[I am not a lawyer and in light of Wily's previous reply maybe what I'm about to say doesn't hold any legal water, but I think it makes sense; even so, it is just my opinion.]
I agree, that it seems like splitting semantic hairs or defining a
distinction with no difference, but to me, there is a very real and
important difference between someone building free models and
offering them for sale as opposed to hiring yourself out as a
builder; even if you end up building exactly the same model!
First, I think it is important to explain my understanding of what a copyright
means and how it relates to publishing. With printed kits, let's
assume that the artist retains the copyright and a publisher purchases
a license to produce the kits. The license is negotiated between the
two with the knowledge that the kits will be sold for a certain price
(or the artist will be paid a certain percentage of the price). So
when the consumer buys the kit, the artist is essentially paid for his
work and then the physical kit becomes the buyer's to do with what he
will, including reselling it.
With online electronic publishing, the "consumer" is no longer simply
a buyer of a printed work. He is assuming the role of a publisher and
so must follow the rules of the license that the artist posts as the
agreement allowing you to download and print his work. He is not
downloading a kit, per se, only permission to print that kit subject to
the terms of the license. Whether or not you have permission to then
sell that kit (either assembled or not) should be stated in the
license. If it isn't stated, then one should assume that it is not
permitted.
So, it is obvious why one cannot sell the unassembled kit if the
license doesn't allow it, but what about assembled kits? When you
offer an object, any object, whether paper, clay, metal, etc. you are
selling the object, not the work that went into it.
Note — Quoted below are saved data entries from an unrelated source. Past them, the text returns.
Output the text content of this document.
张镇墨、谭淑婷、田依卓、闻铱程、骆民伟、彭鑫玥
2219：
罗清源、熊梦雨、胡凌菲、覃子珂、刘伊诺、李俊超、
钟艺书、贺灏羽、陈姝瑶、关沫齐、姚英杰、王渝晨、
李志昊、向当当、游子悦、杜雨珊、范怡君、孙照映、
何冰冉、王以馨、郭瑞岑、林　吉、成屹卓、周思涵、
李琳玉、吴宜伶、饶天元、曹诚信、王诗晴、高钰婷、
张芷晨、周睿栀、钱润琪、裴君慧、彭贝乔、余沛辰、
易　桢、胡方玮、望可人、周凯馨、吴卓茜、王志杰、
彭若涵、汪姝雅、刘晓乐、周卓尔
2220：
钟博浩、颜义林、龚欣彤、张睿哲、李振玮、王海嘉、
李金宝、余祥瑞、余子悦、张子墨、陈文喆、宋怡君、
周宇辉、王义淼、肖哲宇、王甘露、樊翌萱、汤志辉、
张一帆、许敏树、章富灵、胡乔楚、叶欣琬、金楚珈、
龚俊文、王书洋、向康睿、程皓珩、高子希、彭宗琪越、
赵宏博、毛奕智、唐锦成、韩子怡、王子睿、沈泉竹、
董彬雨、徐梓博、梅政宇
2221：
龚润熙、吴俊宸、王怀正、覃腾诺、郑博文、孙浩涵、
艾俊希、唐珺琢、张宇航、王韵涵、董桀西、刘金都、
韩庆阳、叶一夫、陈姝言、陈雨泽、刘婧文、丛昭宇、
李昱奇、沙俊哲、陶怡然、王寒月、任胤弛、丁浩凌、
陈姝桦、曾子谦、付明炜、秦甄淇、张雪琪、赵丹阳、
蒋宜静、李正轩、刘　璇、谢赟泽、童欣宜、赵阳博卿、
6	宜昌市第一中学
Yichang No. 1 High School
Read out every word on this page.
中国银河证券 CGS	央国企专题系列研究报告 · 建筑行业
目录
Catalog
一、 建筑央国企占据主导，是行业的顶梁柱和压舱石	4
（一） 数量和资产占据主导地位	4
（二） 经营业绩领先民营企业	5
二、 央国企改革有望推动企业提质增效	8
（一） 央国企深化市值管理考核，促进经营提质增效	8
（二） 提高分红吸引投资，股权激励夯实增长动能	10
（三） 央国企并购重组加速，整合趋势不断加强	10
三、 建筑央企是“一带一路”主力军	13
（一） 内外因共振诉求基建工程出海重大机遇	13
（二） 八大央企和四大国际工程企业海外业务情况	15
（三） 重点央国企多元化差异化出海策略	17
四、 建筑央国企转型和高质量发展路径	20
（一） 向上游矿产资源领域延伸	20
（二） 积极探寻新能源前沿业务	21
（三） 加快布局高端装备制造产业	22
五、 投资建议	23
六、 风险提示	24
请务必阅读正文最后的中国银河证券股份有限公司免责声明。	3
Yes, your work is
what gives it value, that makes you put a certain price on it, but the
customer is buying the object itself. If one pot took you two hours to
make and an identical one took you only an hour (because you got
faster with practice, say), a customer will not be willing to pay you
more for the first one. When you download a model, assemble it and
offer it for sale, the customer is not going to pay you for the time
it took you to build it regardless of what the model is. The reason he
is buying it is for the model itself as well as the fact that it is
assembled. When you decide to offer that particular model for sale it
is because you know people want that particular model and it is the
original designer that makes it possible for you to offer it for sale.
However, it is entirely different if someone were to bring you an
unassembled kit and offer to pay you to assemble it. Then, it is clear
that you are being paid purely for your time, and skill to assemble
it. You can even advertise that you are available for hire to assemble
kits. The distinction is that it is clear that you are being paid for
your skill alone, regardless of the model.
So even though the end may be the same, you getting paid for
assembling a free kit, the means are what makes all the difference.